Sophia Loren Dancing
By Dana Gornall

 

I wasn’t always an introvert.

There is a running joke in my family that when I was small, my dad just had to point to a designated space, call it a stage and I would gleefully run and stand in the middle of it and dance. Sure, I was shy by nature, but there was a part of me that craved at least a small fraction of the limelight.

I have a memory that is cloudy—like one of those flashback montage’s you see in a sitcom—but the feeling left from it is still there and ever so clear. While on a family vacation, we attended a show with pretty Hawaiian girls (or at least girls that looked Hawaiian) that stood on a stage with grass skirts, dancing and swinging their hips and arms.

I was enthralled. I wanted to be there on that stage and dance. 

And then that’s when something magical happened, or at least seemed magical at the time in the eyes of a four year old. One of those pretty girls came off the stage and made her way right through the audience to our row, and extended her hand to my dad. She was inviting him on stage to dance with them!

With all of my excited and overflowing being that exists in most four years olds, I begged my mom to go up on stage with them. But she didn’t seem to understand what I wanted or maybe I wasn’t being clear, because I was only four after all. And the next thing I knew, my dad was there on stage with the pretty Hawaiian girls and I was still there in the audience—watching.

That moment has never left my memory. It was quick and subtle, just a blip in the scheme of my life growing up. It wasn’t a tragic or horrible event and certainly wasn’t anything that was done with malice or ill intent, yet it has left me with a mark of regret that burns somewhere in my heart.

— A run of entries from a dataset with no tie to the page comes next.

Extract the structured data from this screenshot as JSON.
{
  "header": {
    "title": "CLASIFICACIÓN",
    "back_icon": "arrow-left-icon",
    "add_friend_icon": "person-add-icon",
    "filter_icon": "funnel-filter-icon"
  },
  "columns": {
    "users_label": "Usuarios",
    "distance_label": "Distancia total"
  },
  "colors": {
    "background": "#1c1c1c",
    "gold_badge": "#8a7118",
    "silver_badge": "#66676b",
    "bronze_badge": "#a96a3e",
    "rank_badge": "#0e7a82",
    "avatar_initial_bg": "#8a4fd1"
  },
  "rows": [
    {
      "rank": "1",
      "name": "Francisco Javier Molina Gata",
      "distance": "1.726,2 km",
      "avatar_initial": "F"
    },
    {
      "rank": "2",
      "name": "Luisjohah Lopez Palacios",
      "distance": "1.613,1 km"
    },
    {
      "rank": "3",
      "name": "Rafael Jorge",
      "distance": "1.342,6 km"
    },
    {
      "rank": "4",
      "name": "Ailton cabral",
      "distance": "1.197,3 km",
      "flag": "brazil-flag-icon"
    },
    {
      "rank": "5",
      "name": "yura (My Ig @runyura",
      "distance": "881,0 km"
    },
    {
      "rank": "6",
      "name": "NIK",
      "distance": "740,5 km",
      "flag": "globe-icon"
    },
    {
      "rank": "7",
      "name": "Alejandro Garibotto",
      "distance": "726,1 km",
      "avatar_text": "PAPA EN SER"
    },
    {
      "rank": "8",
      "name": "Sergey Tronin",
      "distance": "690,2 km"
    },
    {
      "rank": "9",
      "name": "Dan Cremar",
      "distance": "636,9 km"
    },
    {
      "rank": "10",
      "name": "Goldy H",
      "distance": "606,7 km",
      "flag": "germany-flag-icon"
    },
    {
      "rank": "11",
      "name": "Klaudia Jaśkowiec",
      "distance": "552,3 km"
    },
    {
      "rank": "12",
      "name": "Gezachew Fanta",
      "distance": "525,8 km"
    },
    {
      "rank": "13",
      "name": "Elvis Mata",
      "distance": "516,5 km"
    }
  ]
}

A good friend of mine brought up the topic of regret yesterday. It’s the beginning of a new year—a time of re-evaluating priorities, looking ahead to the future and examining all of what we have done in the past.

I thought long and hard about the things I have done and the things I have said and wondered where my regrets may lie.

Reaching deep down in my heart, I looked for them—the stories I lived out every day, the people I brought into my life and the ones I gently walked away from. Images flew through my mind, and as they did I paused at some and picked them up. Do I regret that choice? Would I have done this differently? If given the opportunity, would I go back and and change something?

The answer wasn’t clear. The truth is, all of these people—all of these stories—have made me the person I am today. It’s as if each one is a drop of paint swirled in the water and I am standing here looking down at all of the beautiful colors. I could no more cleanly remove one without ruining the whole amazing, swirling, fantastic picture.

And so looking back and looking forward, I think maybe it’s time to not worry about regrets. Maybe instead of standing there looking down at all the pretty colors and trying to figure out which ones belong and which ones don’t, it’s time to accept it for what it is.

In 2014, I gained a bit of confidence. It was a small bit, but it was a piece of me that was new. I held it up to the light and turned it around and tried to figure out where it was going to fit or if I even wanted it. Because like anything that new, it can feel awkward and uncomfortable and sometimes a bit too tight, at first.

Too many times I have felt that feeling of excitement and overflowing being—of feeling enthralled—only to not make myself clear or not speak up. So maybe 2015 will be the time to find a place for that new bit of confidence. To place it in one of the spots that had once been left broken and begin to rebuild.

Maybe it’s time to dance.

 

“She dances to the songs in her head, speaks with the rhythm of her heart and loves from the depths of her soul.”